Yaşamınızı ona göre planlar, onun işaret ettiği yönde hareket etmeye çalışırsınız.
Hayatınızın merkezinde öyle bir çekim gücü oluşturur ki o olmadan yönünüzü bulamazsınız.
O olmazsa, büyük bir boşluğun içine düşer, şaşkın şaşkın etrafınıza bakar, kalırsınız.
Güneşiniz yoktur ki önünüzü aydınlatsın, ayınız yoktur ki havanın nasıl olabileceğini bilip, tedbirinizi alabilesiniz, kuzey yıldızınız yoktur ki yönünüzü bulabilesiniz.
Bunu bütün áşıklar iyi bilir.
O çok özel kadının bir gülüşü, gamzesinin bir kıvrımı, saçının küçük bir dalgalanması, omuzlarının naif silkinişi áşığın dünya üzerindeki konumunu belirler.
O olmadığı zaman anlarsınız, yokluğunun ne anlama geldiğini.
Fransız düşünür ve yazar Gorz’un, 82 yaşındaki eşini öldürdükten sonra intihar ettiğini gazetelerdeki haberlerde okumuş olmalısınız.
İlk bakışta bir üçüncü sayfa haberi gibi görünüyor.
Ama üçüncü sayfa cinayetlerinden çok daha derin, çok daha etkileyici bir öyküsü var bu cinayet ve intiharın.
Gorz’un 58 yıllık eşi Dorine, uzun süren ölümcül bir hastalığa yakalanmıştı. Onun daha fazla acı çekmesine gönlü razı olmayan Gorz, eşini öldürmekten başka bir çare bulamadı.

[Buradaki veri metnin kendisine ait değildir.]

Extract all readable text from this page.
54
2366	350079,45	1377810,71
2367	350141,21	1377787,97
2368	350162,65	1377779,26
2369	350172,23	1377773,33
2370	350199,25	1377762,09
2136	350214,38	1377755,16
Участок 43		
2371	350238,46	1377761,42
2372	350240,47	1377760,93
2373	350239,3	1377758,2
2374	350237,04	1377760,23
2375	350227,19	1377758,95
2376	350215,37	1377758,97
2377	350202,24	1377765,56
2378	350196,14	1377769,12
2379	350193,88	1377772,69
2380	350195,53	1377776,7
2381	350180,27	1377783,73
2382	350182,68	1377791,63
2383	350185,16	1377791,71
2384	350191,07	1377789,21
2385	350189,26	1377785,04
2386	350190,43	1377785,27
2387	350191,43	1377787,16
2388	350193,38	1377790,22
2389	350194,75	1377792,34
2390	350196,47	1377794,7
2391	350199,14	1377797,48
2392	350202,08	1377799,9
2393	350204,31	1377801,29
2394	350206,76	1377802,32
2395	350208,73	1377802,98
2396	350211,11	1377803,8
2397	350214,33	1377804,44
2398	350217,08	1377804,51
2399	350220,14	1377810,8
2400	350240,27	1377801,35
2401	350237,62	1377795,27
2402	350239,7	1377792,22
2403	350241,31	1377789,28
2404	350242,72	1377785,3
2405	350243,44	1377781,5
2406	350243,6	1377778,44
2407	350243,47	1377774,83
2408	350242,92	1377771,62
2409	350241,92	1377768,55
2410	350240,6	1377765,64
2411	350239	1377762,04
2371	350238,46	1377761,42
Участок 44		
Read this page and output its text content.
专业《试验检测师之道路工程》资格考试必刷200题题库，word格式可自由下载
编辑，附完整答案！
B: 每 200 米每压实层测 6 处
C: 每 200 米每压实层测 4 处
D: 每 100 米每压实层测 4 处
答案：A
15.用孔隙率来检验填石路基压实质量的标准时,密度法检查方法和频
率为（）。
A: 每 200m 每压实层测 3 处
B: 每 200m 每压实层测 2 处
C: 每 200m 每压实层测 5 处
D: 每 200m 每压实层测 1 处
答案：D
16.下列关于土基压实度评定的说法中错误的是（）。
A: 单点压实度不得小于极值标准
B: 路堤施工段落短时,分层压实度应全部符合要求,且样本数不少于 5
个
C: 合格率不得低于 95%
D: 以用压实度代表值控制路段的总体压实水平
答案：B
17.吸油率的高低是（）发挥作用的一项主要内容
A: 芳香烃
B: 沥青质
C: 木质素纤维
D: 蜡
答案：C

Onsuz yaşayacağı hayatın anlamsız olacağını düşündüğü için kendisini öldürmekten de çekinmedi.
Bu olaydan hemen önce, Gorz, Dorine’e, ona olan aşkını anlattığı oldukça uzun mektup yazdı.
Bu mektup, "D’ye mektup: Bir aşkın hikáyesi" isimli bir kitap olarak yayımlandı ve şu anda Fransa’da en çok satanlar listesinde.
Mektupta şöyle bir bölüm var: "Yakında 82 yaşında olacaksın. Boyun 6 santim kısaldı ve 45 kiloya kadar düştün. Ancak hálá güzelsin, zarifsin ve arzulanıyorsun. Birlikte yaşadığımız 58 yıl geride kaldı ve ben seni her zamankinden daha çok seviyorum. İçimde, göğsümün kovuğunda, sadece senin sıcak bedeninin benimkine dokunmasıyla doldurulabilecek, yiyip bitirici bir boşluk taşıyorum."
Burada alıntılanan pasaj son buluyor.